24/04/2013

Al Jazeera récompense des documentaires palestiniens et égyptiens à Doha

La réalisatrice palestino-allemande décroche le meilleur prix, mais des prix sont également revenus aux films égytpiens

Evènements et festivals, Palestine, Égypte

Al Jazeera récompense des documentaires palestiniens et égyptiens à Doha

Le 9ème Festival Al Jazeera du cinéma documentaire s’est achevé dimanche à Doha, avec la remise de son meilleur prix à la réalisatrice palestino-allemande qui poursuit toujours ses études dans une école de cinéma.

Le premier prix du long-métrage est allé au premier documentaire de Pary el-Qalqili, The Turtle's Rage. Le film suit la réalisatrice tandis qu’elle essaye de faire sortir son père palestinien de sa coquille pour enfin comprendre son histoire et pourquoi il l’a quittée quand elle avait 12 ans pour retourner en Palestine. Ce film a été tourné à Berlin, en Égypte, en Palestine, en Jordanie et en Israël sur plus d’un an. Ce film d’études a été réalisé avec une très petite équipe et produit par l’École de cinéma et télévision de Munich, la Télévision bavaroise, ARTE et Kaissar Film. Il a déjà gagné de nombreuses récompenses, dont celle du meilleur documentaire en décembre dernier dans la section Muhr Arab à Dubaï.

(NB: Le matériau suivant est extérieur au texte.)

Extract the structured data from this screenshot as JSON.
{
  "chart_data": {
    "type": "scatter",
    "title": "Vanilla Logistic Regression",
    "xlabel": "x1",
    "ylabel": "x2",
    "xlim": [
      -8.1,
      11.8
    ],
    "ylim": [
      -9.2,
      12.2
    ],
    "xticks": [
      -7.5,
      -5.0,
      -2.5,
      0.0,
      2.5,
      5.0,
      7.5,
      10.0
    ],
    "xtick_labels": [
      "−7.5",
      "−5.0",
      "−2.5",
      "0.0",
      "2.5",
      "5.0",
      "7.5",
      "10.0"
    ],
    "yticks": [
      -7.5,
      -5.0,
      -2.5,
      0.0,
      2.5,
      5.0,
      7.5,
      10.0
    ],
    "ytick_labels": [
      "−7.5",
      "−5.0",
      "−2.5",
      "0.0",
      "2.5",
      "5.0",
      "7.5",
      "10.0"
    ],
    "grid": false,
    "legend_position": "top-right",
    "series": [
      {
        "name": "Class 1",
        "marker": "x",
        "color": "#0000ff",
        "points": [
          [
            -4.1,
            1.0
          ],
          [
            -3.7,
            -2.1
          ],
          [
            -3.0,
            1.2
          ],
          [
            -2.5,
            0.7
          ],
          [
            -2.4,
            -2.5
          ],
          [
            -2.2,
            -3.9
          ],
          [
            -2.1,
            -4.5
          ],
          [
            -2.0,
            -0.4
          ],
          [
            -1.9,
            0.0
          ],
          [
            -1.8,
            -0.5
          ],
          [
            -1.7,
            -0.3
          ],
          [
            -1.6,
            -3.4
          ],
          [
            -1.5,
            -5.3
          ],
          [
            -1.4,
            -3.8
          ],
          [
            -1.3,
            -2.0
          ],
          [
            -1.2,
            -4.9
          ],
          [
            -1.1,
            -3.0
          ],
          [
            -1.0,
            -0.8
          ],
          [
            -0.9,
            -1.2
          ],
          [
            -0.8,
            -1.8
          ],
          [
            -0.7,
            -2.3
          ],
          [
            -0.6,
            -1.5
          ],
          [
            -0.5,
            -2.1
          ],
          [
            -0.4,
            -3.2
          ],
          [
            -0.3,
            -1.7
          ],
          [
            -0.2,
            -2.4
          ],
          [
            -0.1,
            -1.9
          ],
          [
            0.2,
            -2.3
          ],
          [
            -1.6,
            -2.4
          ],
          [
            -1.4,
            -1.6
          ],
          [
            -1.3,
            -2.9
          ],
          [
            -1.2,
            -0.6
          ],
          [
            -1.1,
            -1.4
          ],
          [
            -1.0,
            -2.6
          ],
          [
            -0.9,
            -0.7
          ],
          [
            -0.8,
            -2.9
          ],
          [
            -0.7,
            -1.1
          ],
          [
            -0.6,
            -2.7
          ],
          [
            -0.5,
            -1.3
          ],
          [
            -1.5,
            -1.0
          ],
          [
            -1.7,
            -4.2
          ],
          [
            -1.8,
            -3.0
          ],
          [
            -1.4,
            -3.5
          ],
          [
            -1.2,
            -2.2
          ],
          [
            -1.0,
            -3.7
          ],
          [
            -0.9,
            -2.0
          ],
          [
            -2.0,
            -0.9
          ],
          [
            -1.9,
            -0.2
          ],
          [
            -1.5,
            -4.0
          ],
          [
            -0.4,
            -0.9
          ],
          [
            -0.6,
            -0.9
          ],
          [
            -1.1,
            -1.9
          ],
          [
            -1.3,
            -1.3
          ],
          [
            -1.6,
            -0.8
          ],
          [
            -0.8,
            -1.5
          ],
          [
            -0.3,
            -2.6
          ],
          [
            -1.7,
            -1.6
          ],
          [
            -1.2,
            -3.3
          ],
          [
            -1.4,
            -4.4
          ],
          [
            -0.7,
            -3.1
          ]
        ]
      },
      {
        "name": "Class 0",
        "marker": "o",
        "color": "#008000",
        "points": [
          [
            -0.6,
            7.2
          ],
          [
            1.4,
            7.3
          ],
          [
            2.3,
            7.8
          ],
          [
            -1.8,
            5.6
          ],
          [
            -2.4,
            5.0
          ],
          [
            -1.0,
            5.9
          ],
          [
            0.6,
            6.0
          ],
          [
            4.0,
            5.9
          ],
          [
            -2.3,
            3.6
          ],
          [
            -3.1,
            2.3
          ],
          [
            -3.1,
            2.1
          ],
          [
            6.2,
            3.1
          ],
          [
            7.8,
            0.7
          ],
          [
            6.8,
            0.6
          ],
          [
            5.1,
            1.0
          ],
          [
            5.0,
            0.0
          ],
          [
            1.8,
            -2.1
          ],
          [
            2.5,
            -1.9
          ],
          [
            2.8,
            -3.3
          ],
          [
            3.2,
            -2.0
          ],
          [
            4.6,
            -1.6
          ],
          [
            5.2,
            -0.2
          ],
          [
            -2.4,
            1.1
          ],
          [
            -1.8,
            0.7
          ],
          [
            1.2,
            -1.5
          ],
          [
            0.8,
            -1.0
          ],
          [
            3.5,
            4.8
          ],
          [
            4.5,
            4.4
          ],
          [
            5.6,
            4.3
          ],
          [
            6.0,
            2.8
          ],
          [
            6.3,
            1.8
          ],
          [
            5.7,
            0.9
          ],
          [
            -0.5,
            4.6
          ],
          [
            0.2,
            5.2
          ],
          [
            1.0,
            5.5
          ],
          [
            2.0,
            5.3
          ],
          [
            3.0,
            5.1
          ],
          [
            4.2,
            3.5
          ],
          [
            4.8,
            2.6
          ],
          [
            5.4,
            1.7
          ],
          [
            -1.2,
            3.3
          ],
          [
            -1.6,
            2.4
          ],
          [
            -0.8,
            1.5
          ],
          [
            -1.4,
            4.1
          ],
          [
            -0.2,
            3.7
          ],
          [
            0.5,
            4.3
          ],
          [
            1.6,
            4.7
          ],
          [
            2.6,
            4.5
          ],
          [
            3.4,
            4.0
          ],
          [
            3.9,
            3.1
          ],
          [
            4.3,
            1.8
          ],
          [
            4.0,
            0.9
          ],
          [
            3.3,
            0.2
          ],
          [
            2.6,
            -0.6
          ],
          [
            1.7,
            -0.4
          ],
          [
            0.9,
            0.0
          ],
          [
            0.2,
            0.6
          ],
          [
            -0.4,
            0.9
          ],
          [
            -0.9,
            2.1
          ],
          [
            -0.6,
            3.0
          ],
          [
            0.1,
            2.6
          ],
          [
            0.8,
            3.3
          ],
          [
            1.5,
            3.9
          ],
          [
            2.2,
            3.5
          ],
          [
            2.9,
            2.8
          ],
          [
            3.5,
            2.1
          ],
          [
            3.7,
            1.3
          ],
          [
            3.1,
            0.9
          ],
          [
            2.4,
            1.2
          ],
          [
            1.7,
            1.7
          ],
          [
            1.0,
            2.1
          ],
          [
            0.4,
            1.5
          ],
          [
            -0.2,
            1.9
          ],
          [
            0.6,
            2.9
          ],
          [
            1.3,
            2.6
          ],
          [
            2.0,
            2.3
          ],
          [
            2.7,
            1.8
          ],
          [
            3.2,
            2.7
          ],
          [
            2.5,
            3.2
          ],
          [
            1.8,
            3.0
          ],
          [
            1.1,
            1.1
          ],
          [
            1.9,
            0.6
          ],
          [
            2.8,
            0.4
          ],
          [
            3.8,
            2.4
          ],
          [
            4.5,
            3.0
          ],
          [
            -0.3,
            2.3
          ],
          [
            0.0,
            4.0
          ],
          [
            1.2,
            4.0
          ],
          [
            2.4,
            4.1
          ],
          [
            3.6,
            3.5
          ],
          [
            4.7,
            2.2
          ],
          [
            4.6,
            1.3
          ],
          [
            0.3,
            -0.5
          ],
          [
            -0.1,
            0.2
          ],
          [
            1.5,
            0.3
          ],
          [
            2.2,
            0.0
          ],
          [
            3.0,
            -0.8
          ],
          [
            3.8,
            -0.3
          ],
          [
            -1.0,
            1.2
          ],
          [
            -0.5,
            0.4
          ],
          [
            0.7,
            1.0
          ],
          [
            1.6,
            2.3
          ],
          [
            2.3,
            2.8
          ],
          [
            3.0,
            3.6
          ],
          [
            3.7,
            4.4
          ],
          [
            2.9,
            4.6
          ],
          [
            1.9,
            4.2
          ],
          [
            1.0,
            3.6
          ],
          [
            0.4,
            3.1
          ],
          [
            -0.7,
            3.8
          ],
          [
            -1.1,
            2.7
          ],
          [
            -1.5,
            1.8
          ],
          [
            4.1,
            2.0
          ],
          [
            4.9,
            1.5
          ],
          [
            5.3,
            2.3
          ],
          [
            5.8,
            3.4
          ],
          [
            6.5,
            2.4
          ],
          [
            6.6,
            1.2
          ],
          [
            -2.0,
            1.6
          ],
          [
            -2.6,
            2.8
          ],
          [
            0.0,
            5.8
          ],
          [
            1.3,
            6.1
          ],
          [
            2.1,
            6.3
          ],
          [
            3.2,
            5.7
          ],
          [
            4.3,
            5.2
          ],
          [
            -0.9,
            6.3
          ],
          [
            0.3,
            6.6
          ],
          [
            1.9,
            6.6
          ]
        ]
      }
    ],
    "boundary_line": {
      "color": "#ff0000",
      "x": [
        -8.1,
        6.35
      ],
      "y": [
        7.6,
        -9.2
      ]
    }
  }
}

« En Allemagne, les écoles de cinéma sont très proches du marché », a écrit à Euromed Audiovisuel la réalisatrice de 31 ans. Elle n’a même pas encore commencé à tourner son projet de fin d’études, pour lequel elle va très bientôt lancer une campagne de crowdfunding sur Aflamnah. Film hybride entre fiction et documentaire, Flying High suivra le parcours d’une jeune Palestinienne-Allemande en quête d’identité, de Berlin à Dubaï et au Caire, où un vent de révolution souffle toujours sur la ville. « Tout le monde est invité à le soutenir ! » a-t-elle écrit.

En attendant, Le Caire est à l’écran dans au moins deux films de plus parmi les nombreuses œuvres venues des quatre coins du monde qui ont été récompensées à Doha dimanche dernier, avec les trois prix de la chaîne documentaire Al Jazeera remis à des films du monde arabe tournés lors des soulèvements populaires de 2011, que ce soit en Égypte ou au Yémen.

Le prix Al Jazeera du long-métrage est ainsi allé à la réalisatrice égyptienne basée à New-York, Mai Iskander,  pour son deuxième documentaire Words of Witness. Le film, qui avait été projeté en avant-première à la Berlinale de 2012, suit Heba Afify, une journaliste égyptienne de 22 ans, alors qu’elle couvre l’actualité après la chute de Moubarak. Tout comme son premier film primé en 2009, Garbage Dreams, Words of Witness est une production Iskander Films, cette fois en association avec Birthmark Films basés au Caire et Chicken and Egg Pictures, fonds de soutien pour les réalisatrices.

Dans la section des moyens-métrages, le même prix est revenu aux frères égyptiens Ahmed et Ramadan Salah pour leur documentaire de première ligne sur les affrontements entre les protestataires et les forces de sécurité au Caire en novembre 2011, Eyes of Freedom, Street of Death. C’est la seconde récompense du film ce printemps après un prix à Louxor en mars.

Enfin, dans la catégorie des courts-métrages, la réalisatrice yéménite Sara Ishaq a reçu une autre récompense pour son documentaire de 26 minutes Karama Has No Walls. Le film relate un événement décisif qui a marqué l’histoire de la révolution yéménite, quand le 18 mars 2011 des snipers pro-gouvernementaux ont tiré sur 53 manifestants dans la capitale du Yémen, Sana’a.

Ishaq travaille actuellement sur son second documentaire, Fatherland, pour lequel elle a reçu une bourse du Fonds arabe pour les arts et la culture.